A nice way of adjusting is improving test efficiency. Surely it’s easier said than done, however we might try assisting with that particular one way of adjusting. For starters you will require…
…Deep understanding of your current test efficiency
You can’t improve what you don’t know. Nor should you even try doing so. I have witnesses a lot of testers and even entire teams who are not that certain with their particular goals. Can you even imagine measuring efficiency if you don’t know the end result you are expecting? What are testers usually doing? In general, every testing activity may be divided into three processes with three certain goals: a) reducing risks, b) finding defects, c) creating confidence.
Don’t forget about stakeholders. They are also a valuable part of the process and they also have obligations. After all you are testers, tot all-powerful creatures of will-force and magic. These people should help you get certain with what goals are you following exactly.
So now I know what I’m doing, what’s the next step?
So now, after getting certain with your goals simply ask yourself a question: can I actually measure efficiency in every single area? Just consider the following math, what does it cost to track and fix a defect found by testers. Compare it to the price the same fix would cost in production. What are the risks you team is covering actually and how does every single risk coverage cost you? Do the same math for cases, specification elements, user stories, etc. Only deep knowledge in what your team is capable of and how much is it worth will grant you with the power of improving efficiency.
Afterwards you may consider some following options:
- Lightweight test automation. Automating everything may seem like the best way of improving efficiency. But, well, it’s a trap. Return of investments on full automation may go from a complete zero to negative even. Or there’s GUI automation that may be profitable only in theory, over some time, perhaps, occasionally… Despite that automation may be way less expensive. Open source tools and code are opening wonderful gates before anybody.

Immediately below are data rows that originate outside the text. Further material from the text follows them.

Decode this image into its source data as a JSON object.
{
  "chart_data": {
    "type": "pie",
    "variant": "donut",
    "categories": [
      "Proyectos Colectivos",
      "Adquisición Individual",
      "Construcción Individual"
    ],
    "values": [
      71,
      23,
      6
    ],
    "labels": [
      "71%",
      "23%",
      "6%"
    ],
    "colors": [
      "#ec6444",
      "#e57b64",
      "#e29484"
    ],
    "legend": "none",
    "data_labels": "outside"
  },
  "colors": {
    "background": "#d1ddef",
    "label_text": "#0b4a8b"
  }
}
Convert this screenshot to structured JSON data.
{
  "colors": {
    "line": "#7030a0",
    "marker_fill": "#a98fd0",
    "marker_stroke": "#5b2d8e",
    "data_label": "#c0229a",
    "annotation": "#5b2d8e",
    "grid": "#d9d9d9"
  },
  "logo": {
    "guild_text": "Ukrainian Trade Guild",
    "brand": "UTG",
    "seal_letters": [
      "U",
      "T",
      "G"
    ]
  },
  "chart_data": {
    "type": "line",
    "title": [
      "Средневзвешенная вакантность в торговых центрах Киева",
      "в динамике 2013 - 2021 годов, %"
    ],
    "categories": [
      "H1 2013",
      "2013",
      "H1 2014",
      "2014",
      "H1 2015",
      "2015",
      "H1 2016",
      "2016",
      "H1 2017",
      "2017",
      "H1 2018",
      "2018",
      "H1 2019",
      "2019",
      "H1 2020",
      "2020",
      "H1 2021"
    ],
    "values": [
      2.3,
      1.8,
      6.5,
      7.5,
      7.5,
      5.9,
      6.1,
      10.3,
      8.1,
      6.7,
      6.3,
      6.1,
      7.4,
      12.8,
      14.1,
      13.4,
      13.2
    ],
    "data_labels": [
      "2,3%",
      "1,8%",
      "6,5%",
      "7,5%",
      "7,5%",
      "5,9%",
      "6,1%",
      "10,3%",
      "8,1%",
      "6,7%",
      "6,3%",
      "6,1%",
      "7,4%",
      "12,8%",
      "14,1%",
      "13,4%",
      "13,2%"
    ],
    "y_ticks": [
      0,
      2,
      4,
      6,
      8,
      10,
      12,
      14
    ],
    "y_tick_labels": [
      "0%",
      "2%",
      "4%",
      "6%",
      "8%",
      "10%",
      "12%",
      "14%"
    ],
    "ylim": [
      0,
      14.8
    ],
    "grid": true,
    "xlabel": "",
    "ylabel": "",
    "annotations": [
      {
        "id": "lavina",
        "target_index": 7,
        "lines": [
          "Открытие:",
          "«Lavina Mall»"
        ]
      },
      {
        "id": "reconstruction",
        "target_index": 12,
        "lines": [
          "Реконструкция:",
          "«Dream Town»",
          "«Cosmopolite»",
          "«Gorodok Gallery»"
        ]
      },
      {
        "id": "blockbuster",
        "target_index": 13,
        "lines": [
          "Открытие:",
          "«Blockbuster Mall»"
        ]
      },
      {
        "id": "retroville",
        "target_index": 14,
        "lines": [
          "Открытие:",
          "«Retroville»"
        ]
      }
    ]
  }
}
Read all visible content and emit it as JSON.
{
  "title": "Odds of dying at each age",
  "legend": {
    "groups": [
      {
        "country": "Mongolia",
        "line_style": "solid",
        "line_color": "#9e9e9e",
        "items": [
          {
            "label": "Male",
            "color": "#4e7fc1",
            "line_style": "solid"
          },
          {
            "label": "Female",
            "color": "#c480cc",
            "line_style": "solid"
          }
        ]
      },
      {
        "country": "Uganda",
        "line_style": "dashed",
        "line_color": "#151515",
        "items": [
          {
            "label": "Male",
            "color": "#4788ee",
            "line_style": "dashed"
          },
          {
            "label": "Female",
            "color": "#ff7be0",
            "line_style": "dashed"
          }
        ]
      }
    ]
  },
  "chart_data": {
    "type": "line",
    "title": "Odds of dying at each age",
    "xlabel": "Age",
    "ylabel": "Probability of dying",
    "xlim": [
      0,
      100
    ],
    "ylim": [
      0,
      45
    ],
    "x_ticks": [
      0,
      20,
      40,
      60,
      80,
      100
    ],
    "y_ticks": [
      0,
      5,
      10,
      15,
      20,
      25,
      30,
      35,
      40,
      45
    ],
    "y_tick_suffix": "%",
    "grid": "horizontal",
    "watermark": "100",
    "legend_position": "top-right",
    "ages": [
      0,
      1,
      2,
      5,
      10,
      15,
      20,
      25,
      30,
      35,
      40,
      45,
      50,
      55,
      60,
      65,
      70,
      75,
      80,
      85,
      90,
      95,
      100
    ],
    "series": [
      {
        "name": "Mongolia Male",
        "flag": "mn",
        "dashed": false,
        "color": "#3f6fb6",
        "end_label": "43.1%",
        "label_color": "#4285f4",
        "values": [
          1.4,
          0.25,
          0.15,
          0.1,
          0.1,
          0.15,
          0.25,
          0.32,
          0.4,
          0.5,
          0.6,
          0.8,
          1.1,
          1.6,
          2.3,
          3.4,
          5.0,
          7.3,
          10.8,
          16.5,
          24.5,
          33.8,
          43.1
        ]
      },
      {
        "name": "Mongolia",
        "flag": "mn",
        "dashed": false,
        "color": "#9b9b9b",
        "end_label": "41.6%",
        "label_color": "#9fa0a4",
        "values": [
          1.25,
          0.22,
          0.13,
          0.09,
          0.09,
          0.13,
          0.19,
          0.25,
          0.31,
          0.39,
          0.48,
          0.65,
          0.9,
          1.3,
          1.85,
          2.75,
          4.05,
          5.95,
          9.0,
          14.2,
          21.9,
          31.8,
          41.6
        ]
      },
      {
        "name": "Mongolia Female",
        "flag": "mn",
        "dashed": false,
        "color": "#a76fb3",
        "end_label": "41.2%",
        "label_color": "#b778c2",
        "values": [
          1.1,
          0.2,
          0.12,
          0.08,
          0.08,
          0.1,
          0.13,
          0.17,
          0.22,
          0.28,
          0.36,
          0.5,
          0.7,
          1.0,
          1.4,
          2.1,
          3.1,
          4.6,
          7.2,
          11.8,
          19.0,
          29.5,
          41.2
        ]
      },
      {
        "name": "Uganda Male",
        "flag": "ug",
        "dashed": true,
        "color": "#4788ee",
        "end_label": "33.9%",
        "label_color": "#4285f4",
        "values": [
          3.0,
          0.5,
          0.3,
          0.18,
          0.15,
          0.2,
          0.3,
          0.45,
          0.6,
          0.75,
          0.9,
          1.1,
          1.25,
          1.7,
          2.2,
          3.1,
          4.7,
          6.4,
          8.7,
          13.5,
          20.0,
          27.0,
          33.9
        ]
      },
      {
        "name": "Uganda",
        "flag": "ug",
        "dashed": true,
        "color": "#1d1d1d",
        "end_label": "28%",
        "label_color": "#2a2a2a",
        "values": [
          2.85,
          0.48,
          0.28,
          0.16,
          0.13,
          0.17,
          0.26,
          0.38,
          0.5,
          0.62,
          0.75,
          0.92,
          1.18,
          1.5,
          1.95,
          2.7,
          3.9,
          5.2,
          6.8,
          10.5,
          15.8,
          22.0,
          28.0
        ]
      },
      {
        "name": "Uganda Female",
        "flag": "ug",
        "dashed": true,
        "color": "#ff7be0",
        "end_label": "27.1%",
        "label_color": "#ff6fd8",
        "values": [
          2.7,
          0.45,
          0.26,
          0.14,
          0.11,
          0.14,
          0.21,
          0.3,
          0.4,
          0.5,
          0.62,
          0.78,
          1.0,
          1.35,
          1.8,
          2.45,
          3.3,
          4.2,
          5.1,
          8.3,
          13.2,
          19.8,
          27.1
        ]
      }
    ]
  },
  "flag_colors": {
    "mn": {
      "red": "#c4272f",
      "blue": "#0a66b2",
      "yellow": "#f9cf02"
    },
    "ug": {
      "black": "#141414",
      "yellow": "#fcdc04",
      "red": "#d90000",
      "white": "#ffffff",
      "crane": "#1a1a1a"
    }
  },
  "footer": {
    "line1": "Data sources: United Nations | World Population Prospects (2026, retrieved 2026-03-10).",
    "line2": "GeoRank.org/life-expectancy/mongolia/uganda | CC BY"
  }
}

- A tightened test set. There are a lot of ridiculously heavy regression tests sets, etc. that are pointlessly dragged around from project to project. Every single written test finds its last stand in such a set. However if your automation process in incomplete this is only making testing last longer. Consider every single defect, feature patch, everything going through regression. Try removing the less vital and critical data from the regression set.
- Risk-based testing. This is a nice approach (considerably) when risk reduction is your primary goal. You are testing to make sure no risk takes place in the app after release, right? Try prioritizing those risks. Your test team will not be able to manage such a task on their own. Prioritization needs to be done with testers as well as the tech and the stakeholder teams. Consider potential business as well as technical risks. Determine the most dangerous ones and start tests from them.
But one must enter these woods carefully because quality is still top priority. And reducing cost too much may lead to unpredicted results when your solution sees the world. Think twice before using any of the advice given above. After all you are providing software testing services and not cost reductive services.